Reading: Implementation of Precise Interrupts in Pipelined Processors

Implementation of Precise Interrupts in Pipelined Processors

SIGARCH 1985

In Summary

This is Smith/Pleszkun’s seminal paper on precise interrupts. At the time, most computer microarchitectures implemented a linear pipeline without aggressive out-of-order execution. Some high performance microarchitectures were out-of-order, but did not implement precise exceptions or precise interrupts, which complicated software development, complicated software debug, made it difficult to resume execution after exceptions/interrupts, etc.
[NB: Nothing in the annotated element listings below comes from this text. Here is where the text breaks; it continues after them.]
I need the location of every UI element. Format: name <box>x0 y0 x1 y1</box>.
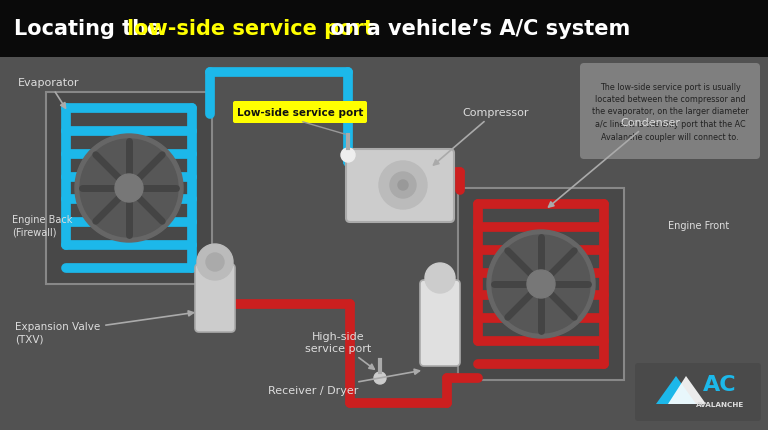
Circle shape <box>398 181 408 190</box>
Circle shape <box>206 253 224 271</box>
FancyBboxPatch shape <box>46 93 212 284</box>
Polygon shape <box>656 376 696 404</box>
Bar <box>0 0 768 58</box>
Text: Receiver / Dryer: Receiver / Dryer <box>267 369 419 395</box>
Text: on a vehicle’s A/C system: on a vehicle’s A/C system <box>323 19 631 39</box>
FancyBboxPatch shape <box>458 189 624 380</box>
Circle shape <box>341 149 355 163</box>
Circle shape <box>492 236 590 333</box>
FancyBboxPatch shape <box>195 264 235 332</box>
Text: Engine Front: Engine Front <box>668 221 730 230</box>
Text: Expansion Valve
(TXV): Expansion Valve (TXV) <box>15 311 194 344</box>
Text: AC: AC <box>703 374 737 394</box>
Text: Low-side service port: Low-side service port <box>237 108 363 118</box>
Circle shape <box>390 172 416 199</box>
Polygon shape <box>668 376 706 404</box>
Text: Compressor: Compressor <box>433 108 528 166</box>
FancyBboxPatch shape <box>420 280 460 366</box>
FancyBboxPatch shape <box>233 102 367 124</box>
Bar <box>0 58 768 430</box>
Text: Engine Back
(Firewall): Engine Back (Firewall) <box>12 214 72 236</box>
Circle shape <box>527 270 555 298</box>
FancyBboxPatch shape <box>635 363 761 421</box>
Text: Locating the: Locating the <box>14 19 168 39</box>
Circle shape <box>374 372 386 384</box>
FancyBboxPatch shape <box>346 150 454 222</box>
Text: Condenser: Condenser <box>548 118 680 208</box>
Circle shape <box>487 230 595 338</box>
Circle shape <box>80 140 178 237</box>
Text: AVALANCHE: AVALANCHE <box>696 401 744 407</box>
FancyBboxPatch shape <box>580 64 760 160</box>
Text: low-side service port: low-side service port <box>127 19 374 39</box>
Circle shape <box>75 135 183 243</box>
Circle shape <box>115 175 143 203</box>
Circle shape <box>379 162 427 209</box>
Circle shape <box>197 244 233 280</box>
Text: High-side
service port: High-side service port <box>305 331 374 369</box>
Text: The low-side service port is usually
located between the compressor and
the evap: The low-side service port is usually loc… <box>591 82 748 141</box>
Text: Evaporator: Evaporator <box>18 78 80 109</box>
Circle shape <box>425 264 455 293</box>
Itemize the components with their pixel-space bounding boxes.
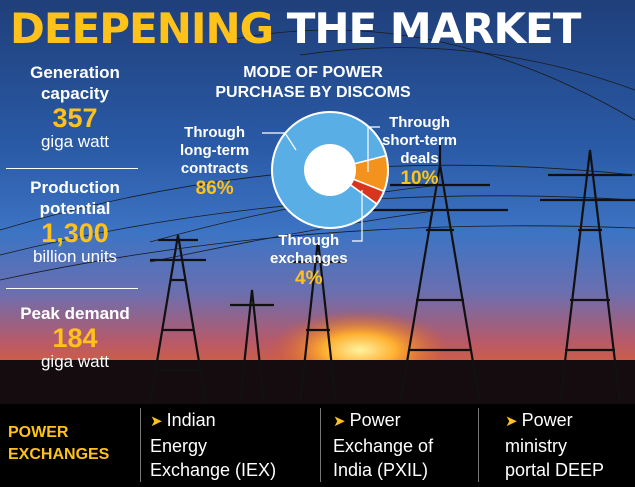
stat-generation-capacity: Generation capacity 357 giga watt bbox=[6, 62, 144, 151]
exchange-line: portal DEEP bbox=[505, 460, 605, 480]
exchange-line: Indian bbox=[166, 410, 216, 430]
callout-label: short-term bbox=[382, 132, 458, 149]
exchange-line: Power bbox=[349, 410, 401, 430]
stat-label: potential bbox=[39, 199, 111, 218]
exchanges-label-line2: EXCHANGES bbox=[8, 446, 110, 463]
stat-unit: billion units bbox=[32, 247, 118, 266]
exchange-line: Power bbox=[521, 410, 573, 430]
exchanges-separator bbox=[478, 408, 479, 482]
exchange-line: ministry bbox=[505, 436, 567, 456]
title-part2: THE MARKET bbox=[286, 4, 582, 53]
callout-label: Through bbox=[184, 124, 245, 141]
title-part1: DEEPENING bbox=[10, 4, 274, 53]
callout-label: deals bbox=[400, 150, 439, 167]
exchange-item-deep: ➤ Power ministry portal DEEP bbox=[505, 408, 604, 482]
callout-short-term: Through short-term deals 10% bbox=[382, 114, 457, 189]
chart-title-line2: PURCHASE BY DISCOMS bbox=[215, 84, 411, 101]
callout-label: Through bbox=[278, 232, 340, 249]
callout-value: 4% bbox=[295, 268, 323, 289]
exchanges-separator bbox=[320, 408, 321, 482]
arrow-right-icon: ➤ bbox=[150, 413, 163, 430]
callout-label: long-term bbox=[180, 142, 250, 159]
exchange-item-iex: ➤ Indian Energy Exchange (IEX) bbox=[150, 408, 276, 482]
page-title: DEEPENING THE MARKET bbox=[10, 4, 582, 54]
callout-value: 86% bbox=[195, 178, 234, 199]
callout-long-term: Through long-term contracts 86% bbox=[180, 124, 249, 199]
exchanges-separator bbox=[140, 408, 141, 482]
stat-unit: giga watt bbox=[40, 352, 110, 371]
exchange-line: Energy bbox=[150, 436, 208, 456]
stat-value: 1,300 bbox=[41, 218, 109, 248]
stat-label: Production bbox=[30, 178, 120, 197]
exchanges-label-line1: POWER bbox=[8, 424, 69, 441]
callout-label: Through bbox=[389, 114, 450, 131]
stat-production-potential: Production potential 1,300 billion units bbox=[6, 177, 144, 266]
stat-divider bbox=[6, 168, 138, 169]
stat-peak-demand: Peak demand 184 giga watt bbox=[6, 303, 144, 371]
exchange-line: Exchange (IEX) bbox=[150, 460, 277, 480]
donut-outer-ring bbox=[271, 111, 389, 229]
donut-hole bbox=[304, 144, 356, 196]
exchange-line: India (PXIL) bbox=[333, 460, 429, 480]
callout-exchanges: Through exchanges 4% bbox=[270, 232, 348, 289]
exchanges-label: POWER EXCHANGES bbox=[8, 422, 109, 466]
stat-value: 357 bbox=[52, 103, 98, 133]
callout-label: exchanges bbox=[270, 250, 348, 267]
chart-title: MODE OF POWER PURCHASE BY DISCOMS bbox=[198, 63, 428, 103]
stat-unit: giga watt bbox=[40, 132, 110, 151]
callout-label: contracts bbox=[180, 160, 249, 177]
stat-value: 184 bbox=[52, 323, 98, 353]
stat-label: capacity bbox=[40, 84, 110, 103]
exchange-item-pxil: ➤ Power Exchange of India (PXIL) bbox=[333, 408, 433, 482]
chart-title-line1: MODE OF POWER bbox=[243, 64, 383, 81]
donut-chart bbox=[271, 111, 389, 229]
pylon-scenery-illustration bbox=[0, 29, 635, 404]
exchange-line: Exchange of bbox=[333, 436, 434, 456]
arrow-right-icon: ➤ bbox=[333, 413, 346, 430]
stat-divider bbox=[6, 288, 138, 289]
callout-value: 10% bbox=[400, 168, 439, 189]
arrow-right-icon: ➤ bbox=[505, 413, 518, 430]
stat-label: Generation bbox=[30, 63, 120, 82]
stat-label: Peak demand bbox=[20, 304, 130, 323]
exchanges-band bbox=[0, 404, 635, 487]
Smith and Pleszkun suggest five solutions to the problem of imprecise interrupts:

  • Results Shift Register
  • RSR + ROB
  • RSR + ROB w/ forwarding
  • RSR + History Buffer
  • RSR + ROB + Future File

Takeaways

Some of the out-of-order architectures the paper discusses seem comical in retrospect. The idea that you could save pipeline state on an exception and then restore the dynamic state is crazy, seems bug-prone, and doesn’t actually solve most of the problems with imprecise interrupts (except the inability to resume).
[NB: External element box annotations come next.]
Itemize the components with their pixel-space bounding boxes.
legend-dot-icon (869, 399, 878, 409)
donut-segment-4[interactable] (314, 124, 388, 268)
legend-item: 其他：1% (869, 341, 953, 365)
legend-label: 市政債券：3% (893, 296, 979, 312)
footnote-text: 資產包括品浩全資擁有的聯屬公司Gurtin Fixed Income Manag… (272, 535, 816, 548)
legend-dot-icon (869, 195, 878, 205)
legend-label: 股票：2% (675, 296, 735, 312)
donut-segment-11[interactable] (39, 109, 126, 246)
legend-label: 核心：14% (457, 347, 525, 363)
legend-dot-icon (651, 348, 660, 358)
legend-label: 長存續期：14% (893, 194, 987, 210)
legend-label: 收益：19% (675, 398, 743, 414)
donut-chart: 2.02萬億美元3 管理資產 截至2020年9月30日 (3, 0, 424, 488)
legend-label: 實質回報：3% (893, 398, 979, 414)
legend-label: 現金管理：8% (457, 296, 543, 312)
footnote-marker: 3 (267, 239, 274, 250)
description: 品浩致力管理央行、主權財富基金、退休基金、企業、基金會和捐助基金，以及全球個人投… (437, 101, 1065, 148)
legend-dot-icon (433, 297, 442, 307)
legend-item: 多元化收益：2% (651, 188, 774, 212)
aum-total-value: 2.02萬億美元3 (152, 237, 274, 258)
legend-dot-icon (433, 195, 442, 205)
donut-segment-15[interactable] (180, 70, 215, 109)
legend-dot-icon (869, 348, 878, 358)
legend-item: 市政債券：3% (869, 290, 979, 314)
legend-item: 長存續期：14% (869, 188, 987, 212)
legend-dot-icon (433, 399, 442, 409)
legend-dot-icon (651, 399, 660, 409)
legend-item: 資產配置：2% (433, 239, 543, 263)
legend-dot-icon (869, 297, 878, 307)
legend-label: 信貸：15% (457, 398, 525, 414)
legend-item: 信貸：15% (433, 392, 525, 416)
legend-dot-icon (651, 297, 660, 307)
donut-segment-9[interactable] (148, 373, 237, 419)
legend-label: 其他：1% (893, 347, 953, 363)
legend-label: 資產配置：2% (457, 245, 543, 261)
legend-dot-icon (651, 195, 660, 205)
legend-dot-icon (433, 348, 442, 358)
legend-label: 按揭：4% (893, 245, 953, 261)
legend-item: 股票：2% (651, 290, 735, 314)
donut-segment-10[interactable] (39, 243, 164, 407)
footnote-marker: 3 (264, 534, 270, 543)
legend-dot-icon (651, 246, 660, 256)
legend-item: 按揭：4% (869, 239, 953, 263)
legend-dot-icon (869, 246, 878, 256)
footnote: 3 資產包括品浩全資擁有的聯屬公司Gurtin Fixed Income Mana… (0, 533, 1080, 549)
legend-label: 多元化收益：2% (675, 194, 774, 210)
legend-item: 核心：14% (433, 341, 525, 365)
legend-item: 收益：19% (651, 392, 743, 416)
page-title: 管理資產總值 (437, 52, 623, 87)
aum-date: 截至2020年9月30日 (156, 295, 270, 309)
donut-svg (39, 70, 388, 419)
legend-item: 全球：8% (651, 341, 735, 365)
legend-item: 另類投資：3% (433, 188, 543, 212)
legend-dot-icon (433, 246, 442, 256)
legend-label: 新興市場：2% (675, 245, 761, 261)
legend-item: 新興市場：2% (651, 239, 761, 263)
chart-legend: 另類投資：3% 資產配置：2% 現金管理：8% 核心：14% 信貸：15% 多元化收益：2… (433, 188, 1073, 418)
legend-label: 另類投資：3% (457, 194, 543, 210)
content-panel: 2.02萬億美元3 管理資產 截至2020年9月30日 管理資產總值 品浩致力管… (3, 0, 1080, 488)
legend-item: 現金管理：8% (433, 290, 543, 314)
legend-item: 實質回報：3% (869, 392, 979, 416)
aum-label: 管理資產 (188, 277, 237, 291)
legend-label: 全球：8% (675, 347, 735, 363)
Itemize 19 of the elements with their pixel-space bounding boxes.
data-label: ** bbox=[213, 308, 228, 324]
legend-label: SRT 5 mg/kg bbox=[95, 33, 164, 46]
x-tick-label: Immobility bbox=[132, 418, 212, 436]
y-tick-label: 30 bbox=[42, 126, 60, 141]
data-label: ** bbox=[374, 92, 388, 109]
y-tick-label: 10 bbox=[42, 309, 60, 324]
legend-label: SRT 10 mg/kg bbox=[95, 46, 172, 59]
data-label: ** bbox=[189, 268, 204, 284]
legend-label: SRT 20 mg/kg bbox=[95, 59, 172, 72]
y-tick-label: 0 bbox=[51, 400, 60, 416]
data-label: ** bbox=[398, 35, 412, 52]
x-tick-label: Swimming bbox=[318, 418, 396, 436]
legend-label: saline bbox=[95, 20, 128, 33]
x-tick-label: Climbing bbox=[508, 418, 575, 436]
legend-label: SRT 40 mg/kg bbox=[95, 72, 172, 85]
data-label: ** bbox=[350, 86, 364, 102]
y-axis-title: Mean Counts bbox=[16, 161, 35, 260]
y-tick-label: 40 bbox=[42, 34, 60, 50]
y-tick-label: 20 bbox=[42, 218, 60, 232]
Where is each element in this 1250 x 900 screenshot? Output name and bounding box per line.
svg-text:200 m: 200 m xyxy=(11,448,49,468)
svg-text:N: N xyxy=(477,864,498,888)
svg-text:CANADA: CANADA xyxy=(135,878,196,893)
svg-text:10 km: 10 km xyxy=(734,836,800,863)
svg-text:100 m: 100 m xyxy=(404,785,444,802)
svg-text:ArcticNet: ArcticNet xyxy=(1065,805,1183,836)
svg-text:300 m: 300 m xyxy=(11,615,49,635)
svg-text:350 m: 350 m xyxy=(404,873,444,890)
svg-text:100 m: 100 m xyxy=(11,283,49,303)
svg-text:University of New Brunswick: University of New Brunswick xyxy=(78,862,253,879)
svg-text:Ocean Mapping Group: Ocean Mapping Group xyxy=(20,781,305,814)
The paper describes a Result Shift Register, which by itself is a sort of precursor to the ROB. The RSR is essentially a table of issued instructions, with rows inserted at issue. A row is inserted at the position corresponding to the instructions functional unit latency. Rows are shifted down one-per-clock, with row 0 being written back every clock. To implement precise interrupts, rows cannot insert if there is a valid instruction already in the targeted row or any higher rows. This is obviously bad for performance relative to a ROB since it causes newer, faster instructions to wait until they’re guaranteed to complete after older, slower instructions, even if there is no dependency between the two.

The paper’s description of a ROB with forwarding network is as concise a description as I’ve seen.

The paper’s description of a History Buffer is interesting. Basically, the history buffer is a data structure that augments the RSR, allowing RSR to implement out-of-order completion, but maintaining the overwritten state so that state can later be “rolled back” to a prior known state when an exception occurs.

The paper’s description of a Future File is less interesting to me. The Future File is essentially a speculative RF that is written out-of-order; the ROB writes a separate Architectural File in-order. The AF outputs are only used on exceptions.

The paper says that the three most sophisticated solutions (ROB w/ forwarding, History Buffer, Future File) all perform similarly well.